* splice vs truncate lockdep splat
@ 2016-03-20 13:43 Sage Weil
2016-03-20 23:16 ` Dave Chinner
0 siblings, 1 reply; 3+ messages in thread
From: Sage Weil @ 2016-03-20 13:43 UTC (permalink / raw)
To: xfs
Hi all,
For the last few kernel releases we've been seeing this pretty regularly:
======================================================
[ INFO: possible circular locking dependency detected ]
4.5.0-rc3-ceph-00790-g2364ac5 #1 Not tainted
-------------------------------------------------------
tp_fstore_op/25647 is trying to acquire lock:
(&sb->s_type->i_mutex_key#19){+.+.+.}, at: [<ffffffffa0574bad>] xfs_file_buffered_aio_write+0x6d/0x300 [xfs]
#012but task is already holding lock:
(&pipe->mutex/1){+.+.+.}, at: [<ffffffff8126347d>] pipe_lock+0x1d/0x20
#012which lock already depends on the new lock.
#012the existing dependency chain (in reverse order) is:
#012-> #2 (&pipe->mutex/1){+.+.+.}:
[<ffffffff81100842>] lock_acquire+0x162/0x1b0
[<ffffffff817d77c9>] mutex_lock_nested+0x79/0x380
[<ffffffff8126347d>] pipe_lock+0x1d/0x20
[<ffffffff81290d20>] splice_to_pipe+0x30/0x250
[<ffffffff81292379>] __generic_file_splice_read+0x4f9/0x620
[<ffffffff812924de>] generic_file_splice_read+0x3e/0x70
[<ffffffffa05738d4>] xfs_file_splice_read+0x194/0x220 [xfs]

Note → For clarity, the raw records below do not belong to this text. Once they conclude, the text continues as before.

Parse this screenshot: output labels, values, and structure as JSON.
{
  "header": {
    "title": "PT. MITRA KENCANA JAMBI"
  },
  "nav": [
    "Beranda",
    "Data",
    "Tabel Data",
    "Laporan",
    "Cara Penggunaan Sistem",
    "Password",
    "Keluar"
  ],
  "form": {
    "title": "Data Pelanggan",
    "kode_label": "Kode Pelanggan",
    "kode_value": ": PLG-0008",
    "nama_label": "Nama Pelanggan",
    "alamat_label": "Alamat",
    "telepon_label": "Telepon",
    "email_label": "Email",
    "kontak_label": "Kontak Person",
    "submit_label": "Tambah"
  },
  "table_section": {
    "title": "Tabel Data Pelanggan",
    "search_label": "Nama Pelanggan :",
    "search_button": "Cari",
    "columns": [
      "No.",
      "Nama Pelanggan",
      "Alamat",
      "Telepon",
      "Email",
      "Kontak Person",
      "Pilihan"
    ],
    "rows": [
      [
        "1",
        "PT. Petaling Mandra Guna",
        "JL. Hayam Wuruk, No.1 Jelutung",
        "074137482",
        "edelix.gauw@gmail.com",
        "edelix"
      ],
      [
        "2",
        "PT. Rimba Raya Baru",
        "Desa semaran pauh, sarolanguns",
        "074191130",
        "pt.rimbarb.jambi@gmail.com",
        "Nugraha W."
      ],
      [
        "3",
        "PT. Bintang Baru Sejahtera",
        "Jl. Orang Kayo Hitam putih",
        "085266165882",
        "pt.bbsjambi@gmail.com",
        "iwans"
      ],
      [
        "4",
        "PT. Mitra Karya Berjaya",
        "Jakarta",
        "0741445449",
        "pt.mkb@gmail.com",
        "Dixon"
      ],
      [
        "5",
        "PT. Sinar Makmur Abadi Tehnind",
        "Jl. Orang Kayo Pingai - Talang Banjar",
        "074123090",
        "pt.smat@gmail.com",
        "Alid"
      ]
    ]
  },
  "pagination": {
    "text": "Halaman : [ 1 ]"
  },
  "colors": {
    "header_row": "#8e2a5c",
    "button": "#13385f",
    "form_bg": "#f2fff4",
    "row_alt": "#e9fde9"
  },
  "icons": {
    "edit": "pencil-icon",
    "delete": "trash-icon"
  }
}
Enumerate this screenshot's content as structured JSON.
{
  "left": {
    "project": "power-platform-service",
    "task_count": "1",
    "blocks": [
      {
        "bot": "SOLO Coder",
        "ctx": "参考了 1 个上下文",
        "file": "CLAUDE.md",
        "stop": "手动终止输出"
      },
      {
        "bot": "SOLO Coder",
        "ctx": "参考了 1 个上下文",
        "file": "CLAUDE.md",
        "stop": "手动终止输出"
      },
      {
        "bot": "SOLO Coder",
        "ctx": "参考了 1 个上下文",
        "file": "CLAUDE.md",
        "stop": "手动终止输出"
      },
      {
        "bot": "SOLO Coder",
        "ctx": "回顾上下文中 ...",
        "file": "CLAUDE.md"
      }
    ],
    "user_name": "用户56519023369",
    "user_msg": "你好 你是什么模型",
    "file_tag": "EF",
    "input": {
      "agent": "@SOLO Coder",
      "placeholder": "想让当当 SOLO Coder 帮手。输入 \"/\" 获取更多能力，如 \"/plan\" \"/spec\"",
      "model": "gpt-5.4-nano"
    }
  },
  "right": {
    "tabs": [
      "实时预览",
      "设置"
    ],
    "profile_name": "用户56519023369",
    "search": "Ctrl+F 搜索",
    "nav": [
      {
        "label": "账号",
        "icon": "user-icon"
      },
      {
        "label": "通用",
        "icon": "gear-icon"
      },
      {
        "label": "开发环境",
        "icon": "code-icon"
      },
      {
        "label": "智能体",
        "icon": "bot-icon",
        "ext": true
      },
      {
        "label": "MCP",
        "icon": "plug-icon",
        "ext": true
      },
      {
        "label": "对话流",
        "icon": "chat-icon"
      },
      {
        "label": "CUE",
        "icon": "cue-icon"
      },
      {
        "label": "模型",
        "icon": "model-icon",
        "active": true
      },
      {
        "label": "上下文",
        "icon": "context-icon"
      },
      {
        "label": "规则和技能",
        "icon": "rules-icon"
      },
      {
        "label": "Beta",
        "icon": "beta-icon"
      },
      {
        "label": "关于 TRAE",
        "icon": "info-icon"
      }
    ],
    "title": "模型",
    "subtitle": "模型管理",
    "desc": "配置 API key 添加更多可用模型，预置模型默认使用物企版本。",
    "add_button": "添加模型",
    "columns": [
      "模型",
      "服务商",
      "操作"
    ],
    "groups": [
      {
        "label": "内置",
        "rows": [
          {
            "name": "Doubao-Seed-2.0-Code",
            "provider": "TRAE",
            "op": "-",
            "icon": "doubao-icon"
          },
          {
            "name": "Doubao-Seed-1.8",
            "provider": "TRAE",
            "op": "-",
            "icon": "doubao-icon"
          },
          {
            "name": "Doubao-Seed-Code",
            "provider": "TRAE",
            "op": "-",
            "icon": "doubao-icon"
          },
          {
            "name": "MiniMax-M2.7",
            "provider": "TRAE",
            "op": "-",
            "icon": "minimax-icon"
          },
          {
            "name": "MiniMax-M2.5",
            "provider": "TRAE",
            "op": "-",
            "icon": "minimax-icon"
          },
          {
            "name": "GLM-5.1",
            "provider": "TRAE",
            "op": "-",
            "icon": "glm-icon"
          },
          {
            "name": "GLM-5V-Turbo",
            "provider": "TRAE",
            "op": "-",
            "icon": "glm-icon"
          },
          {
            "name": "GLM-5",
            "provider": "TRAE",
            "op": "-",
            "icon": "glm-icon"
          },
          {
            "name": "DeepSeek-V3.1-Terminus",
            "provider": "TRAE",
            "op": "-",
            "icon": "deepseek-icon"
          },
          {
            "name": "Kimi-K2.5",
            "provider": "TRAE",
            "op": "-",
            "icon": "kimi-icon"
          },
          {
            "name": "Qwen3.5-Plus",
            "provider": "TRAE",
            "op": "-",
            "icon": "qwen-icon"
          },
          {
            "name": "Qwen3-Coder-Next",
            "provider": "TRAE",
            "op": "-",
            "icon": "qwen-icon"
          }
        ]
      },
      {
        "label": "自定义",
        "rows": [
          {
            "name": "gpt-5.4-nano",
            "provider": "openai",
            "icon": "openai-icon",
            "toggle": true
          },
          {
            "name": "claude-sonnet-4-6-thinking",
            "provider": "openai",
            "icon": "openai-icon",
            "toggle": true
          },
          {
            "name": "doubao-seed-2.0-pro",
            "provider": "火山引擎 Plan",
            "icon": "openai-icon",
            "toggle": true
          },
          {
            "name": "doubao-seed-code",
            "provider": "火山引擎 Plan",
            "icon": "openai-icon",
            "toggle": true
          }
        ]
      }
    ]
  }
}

[<ffffffff812912da>] do_splice_to+0x6a/0x80
[<ffffffff812934e1>] SyS_splice+0x6c1/0x720
[<ffffffff817da4b2>] entry_SYSCALL_64_fastpath+0x12/0x76
#012-> #1 (&(&ip->i_iolock)->mr_lock){++++++}:
[<ffffffff81100842>] lock_acquire+0x162/0x1b0
[<ffffffff810fa37f>] down_write_nested+0x4f/0x80
[<ffffffffa058106d>] xfs_ilock+0xed/0x1b0 [xfs]
[<ffffffffa05801c0>] xfs_vn_setattr+0x30/0x70 [xfs]
[<ffffffff8127a09d>] notify_change+0x1ed/0x320
[<ffffffff8125843c>] do_truncate+0x7c/0xc0
[<ffffffff81258843>] do_sys_ftruncate.constprop.12+0x153/0x170
[<ffffffff8125889e>] SyS_ftruncate+0xe/0x10
[<ffffffff817da4b2>] entry_SYSCALL_64_fastpath+0x12/0x76
#012-> #0 (&sb->s_type->i_mutex_key#19){+.+.+.}:
[<ffffffff810ff57e>] __lock_acquire+0x13be/0x1e30
[<ffffffff81100842>] lock_acquire+0x162/0x1b0
[<ffffffff817d77c9>] mutex_lock_nested+0x79/0x380
[<ffffffffa0574bad>] xfs_file_buffered_aio_write+0x6d/0x300 [xfs]
[<ffffffffa0574ed5>] xfs_file_write_iter+0x95/0x140 [xfs]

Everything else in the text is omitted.